The results were weaker than expected as the company restructures operations following an ill-fated expansion overseas through the 2008 acquisition of parts of Lehman Brothers.
But finance chief Junko Nakagawa said the benefits of a $1bn cost-cutting programme outlined in August and largely focused on Europe could show up in the company’s results by the final quarter of its fiscal year to the end of March.
“You will be able to see the real effect of cost-cutting plan in quarter four or at the beginning of the next fiscal year starting in April 2013,” Nakagawa told a media briefing.
Nomura, whose top competitor in Japan is Daiwa Securities Group, reported a net profit of 2.81bn yen for the July-September second quarter, against a loss of 46.09bn yen in the same period last year.
The results were supported by a boost in bond trading and other fixed income products, a major factor also bolstering banks elsewhere, including Morgan Stanley and JP Morgan.
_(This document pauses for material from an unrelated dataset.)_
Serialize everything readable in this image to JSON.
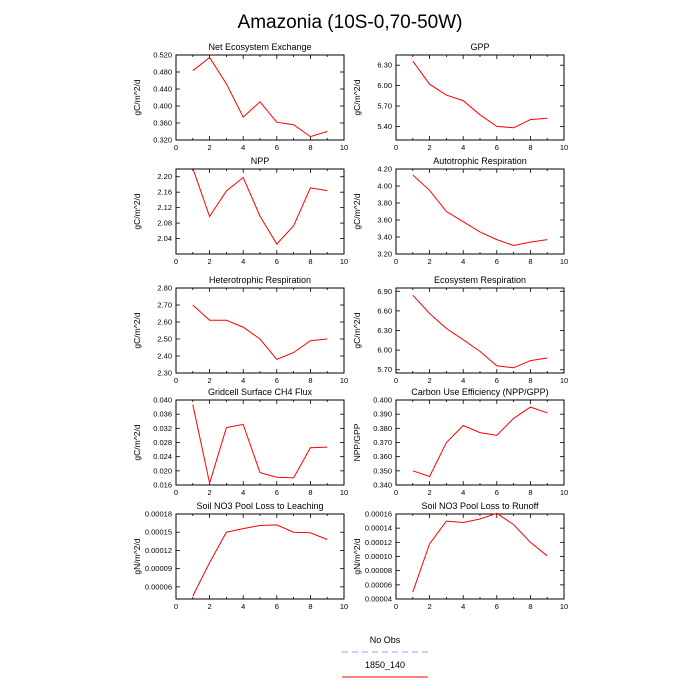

Net revenue in fixed income operations doubled to 88.6bn yen from a year earlier, helping Nomura’s wholesale division swing to a pretax profit of 200m yen from a year earlier 70.7bn yen loss. The wholesale business includes investment banking.
The strong fixed income performance helped the wholesale division generate a 68 per cent increase in net revenue to 137.1bn yen and helped offset a four per cent slide in net revenue from equity trading.
Still, Nomura also lost underwriting business due to an insider trading scandal, which triggered a shake-up of top management. Its European operations also showed deepening pretax losses as the company accounted for cost cutting.